In a sense Bonga has always been an elder. Even as the semba singer debuted with “Angola 72” at the end of his 20s he sounded world-weary, as if several lifetimes of disappointments had sunk into his voice. Bonga’s rusty voice added more weight to his protest songs – “Mona Ki Ngi Xica” is a particularly heartbreaking rebuke of the totalitarian Portuguese colonial masters.
In addition to political engagement and an unmistakable voice, «Angola 72» points toward another universal theme of the 74-year-old’s oeuvre: his connection to Cape Verde. The album was recorded in Rotterdam with musicians from the volcanic island country. Later, the late capeverdian heroine Cesária Évora helped popularizing his music.
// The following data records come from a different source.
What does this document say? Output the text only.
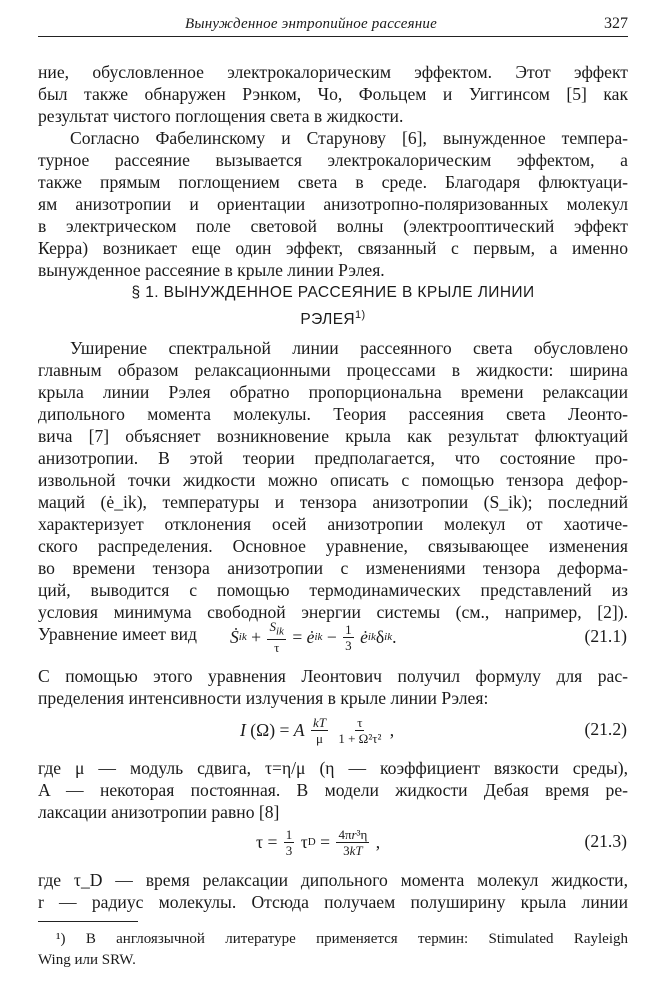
Вынужденное энтропийное рассеяние	327
ние, обусловленное электрокалорическим эффектом. Этот эффект
был также обнаружен Рэнком, Чо, Фольцем и Уиггинсом [5] как
результат чистого поглощения света в жидкости.
Согласно Фабелинскому и Старунову [6], вынужденное темпера-
турное рассеяние вызывается электрокалорическим эффектом, а
также прямым поглощением света в среде. Благодаря флюктуаци-
ям анизотропии и ориентации анизотропно-поляризованных молекул
в электрическом поле световой волны (электрооптический эффект
Керра) возникает еще один эффект, связанный с первым, а именно
вынужденное рассеяние в крыле линии Рэлея.
§ 1. ВЫНУЖДЕННОЕ РАССЕЯНИЕ В КРЫЛЕ ЛИНИИ
РЭЛЕЯ$^{1)}$
Уширение спектральной линии рассеянного света обусловлено
главным образом релаксационными процессами в жидкости: ширина
крыла линии Рэлея обратно пропорциональна времени релаксации
дипольного момента молекулы. Теория рассеяния света Леонто-
вича [7] объясняет возникновение крыла как результат флюктуаций
анизотропии. В этой теории предполагается, что состояние про-
извольной точки жидкости можно описать с помощью тензора дефор-
маций (ė_ik), температуры и тензора анизотропии (S_ik); последний
характеризует отклонения осей анизотропии молекул от хаотиче-
ского распределения. Основное уравнение, связывающее изменения
во времени тензора анизотропии с изменениями тензора деформа-
ций, выводится с помощью термодинамических представлений из
условия минимума свободной энергии системы (см., например, [2]).
Уравнение имеет вид	Ṡ ik + $\frac{S_{ik}}{\tau}$ = ė ik − $\frac{1}{3}$
ė ik δ ik .	(21.1)
С помощью этого уравнения Леонтович получил формулу для рас-
пределения интенсивности излучения в крыле линии Рэлея:
I (Ω) = A
$\frac{kT}{\mu}$
$\frac{\tau}{\text{1 + Ω²τ²}}$ ,	(21.2)
где μ — модуль сдвига, τ=η/μ (η — коэффициент вязкости среды),
A — некоторая постоянная. В модели жидкости Дебая время ре-
лаксации анизотропии равно [8]
$\tau = \frac{1}{3}$ τ $D = \frac{\text{4πr³η}}{3kT}$ ,	(21.3)
где τ_D — время релаксации дипольного момента молекул жидкости,
r — радиус молекулы. Отсюда получаем полуширину крыла линии
¹) В англоязычной литературе применяется термин: Stimulated Rayleigh
Wing или SRW.
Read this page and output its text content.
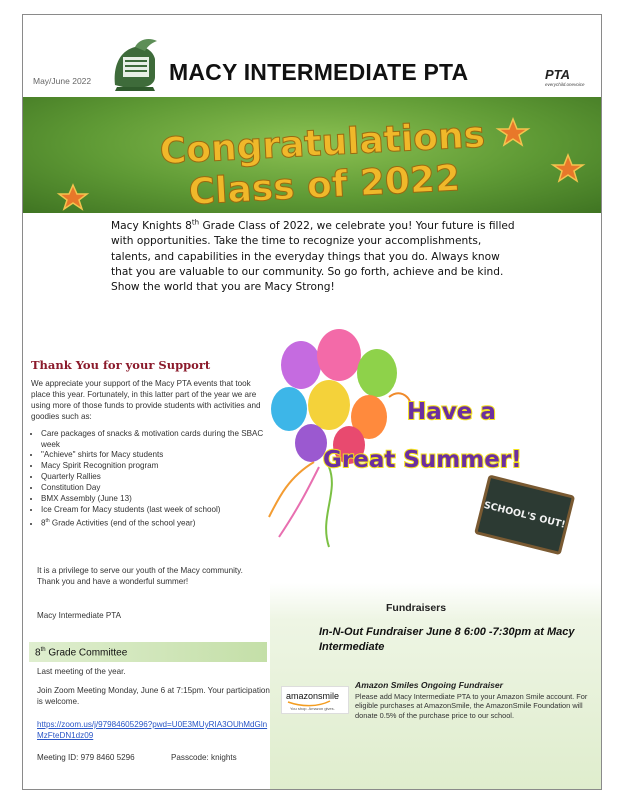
May/June 2022	MACY INTERMEDIATE PTA	PTA
everychild.onevoice
Congratulations
Class of 2022
Macy Knights 8th Grade Class of 2022, we celebrate you! Your future is filled with opportunities. Take the time to recognize your accomplishments, talents, and capabilities in the everyday things that you do. Always know that you are valuable to our community. So go forth, achieve and be kind. Show the world that you are Macy Strong!
Thank You for your Support
We appreciate your support of the Macy PTA events that took place this year. Fortunately, in this latter part of the year we are using more of those funds to provide students with activities and goodies such as:
• Care packages of snacks & motivation cards during the SBAC week
• "Achieve" shirts for Macy students
• Macy Spirit Recognition program
• Quarterly Rallies
• Constitution Day
• BMX Assembly (June 13)
• Ice Cream for Macy students (last week of school)
• 8th Grade Activities (end of the school year)
It is a privilege to serve our youth of the Macy community. Thank you and have a wonderful summer!
Macy Intermediate PTA
Have a
Great Summer!
SCHOOL'S OUT!
Fundraisers
In-N-Out Fundraiser June 8 6:00 -7:30pm at Macy Intermediate
amazonsmile
You shop. Amazon gives.
Amazon Smiles Ongoing Fundraiser
Please add Macy Intermediate PTA to your Amazon Smile account. For eligible purchases at AmazonSmile, the AmazonSmile Foundation will donate 0.5% of the purchase price to our school.
8th Grade Committee
Last meeting of the year.
Join Zoom Meeting Monday, June 6 at 7:15pm. Your participation is welcome.
https://zoom.us/j/97984605296?pwd=U0E3MUyRIA3OUhMdGlnMzFteDN1dz09
Meeting ID: 979 8460 5296	Passcode: knights
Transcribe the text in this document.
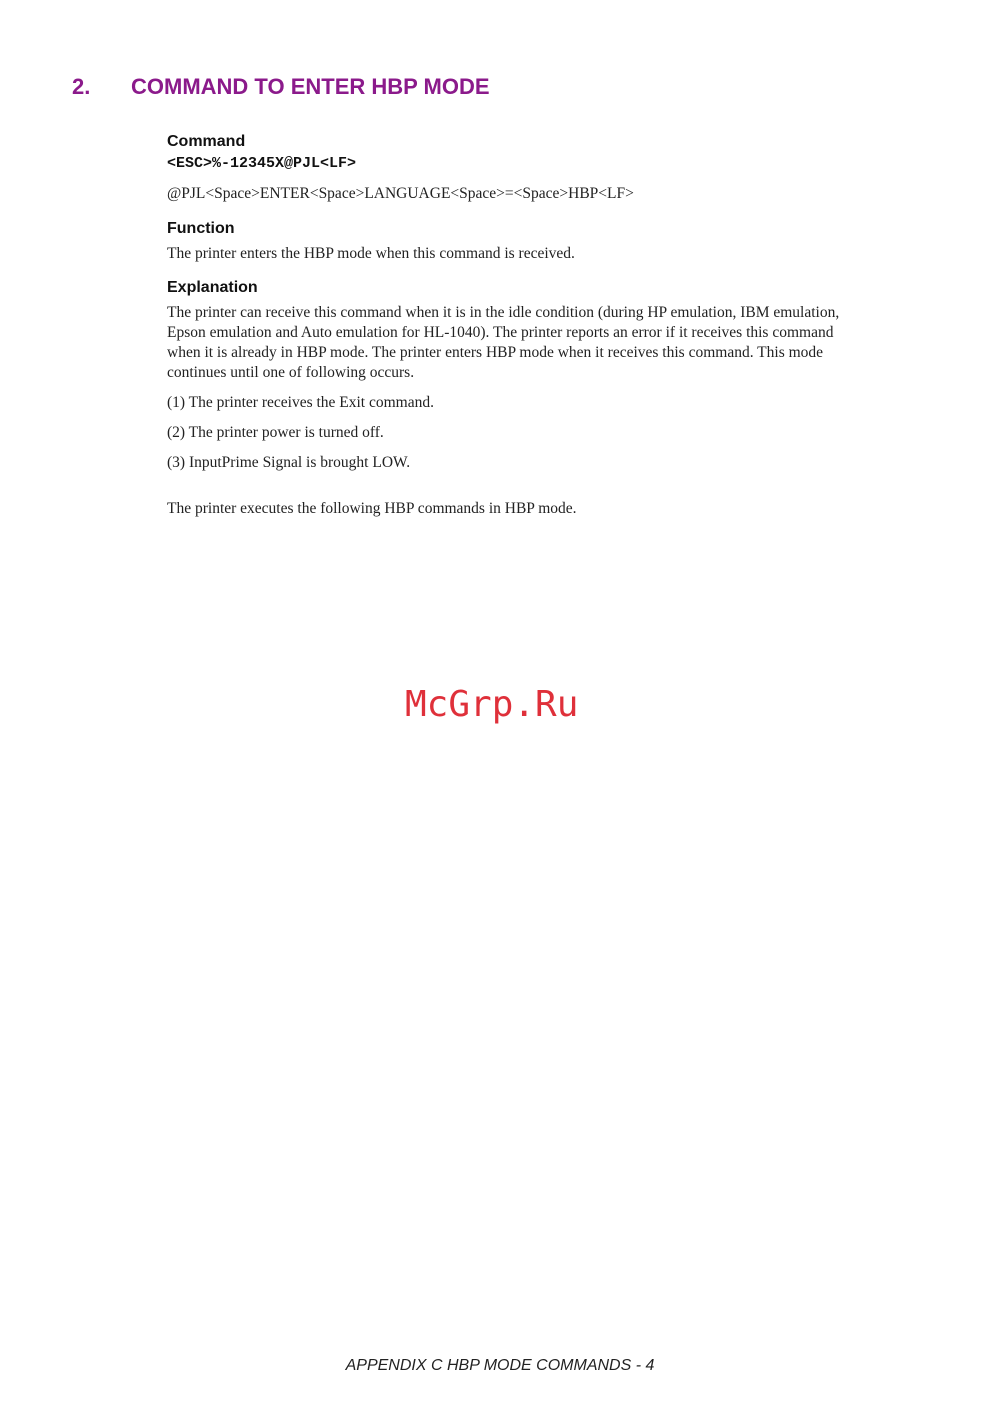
2. COMMAND TO ENTER HBP MODE
Command
<ESC>%-12345X@PJL<LF>

@PJL<Space>ENTER<Space>LANGUAGE<Space>=<Space>HBP<LF>

Function

The printer enters the HBP mode when this command is received.

Explanation

The printer can receive this command when it is in the idle condition (during HP emulation, IBM emulation,

Epson emulation and Auto emulation for HL-1040). The printer reports an error if it receives this command

when it is already in HBP mode. The printer enters HBP mode when it receives this command. This mode

continues until one of following occurs.

(1) The printer receives the Exit command.

(2) The printer power is turned off.

(3) InputPrime Signal is brought LOW.

The printer executes the following HBP commands in HBP mode.

McGrp.Ru
APPENDIX C HBP MODE COMMANDS - 4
This connection continues on Bonga’s triumferende 30th full-length – «Recados de Fora» («Messages from elsewhere»; 2016) – which, among other places, is recorded in Mindelo, the home town of Évora. That’s very fitting, as the album largely revolves around the Atlantic – the ocean that has not only borne countless slave ships, but also been an escape route for those who have needed one.
Bonga’s music is consistently characterized by this kind of openness: He observes the world ruthlessly, but with great affection and empathy. Few things are as strong expressions of wisdom as the ability to do just that. In Europe we often see the elderly as a burden, while they’re regarded as a resource in Africa – a «fountain of wisdom», so to speak. Bonga still has plenty to teach the world.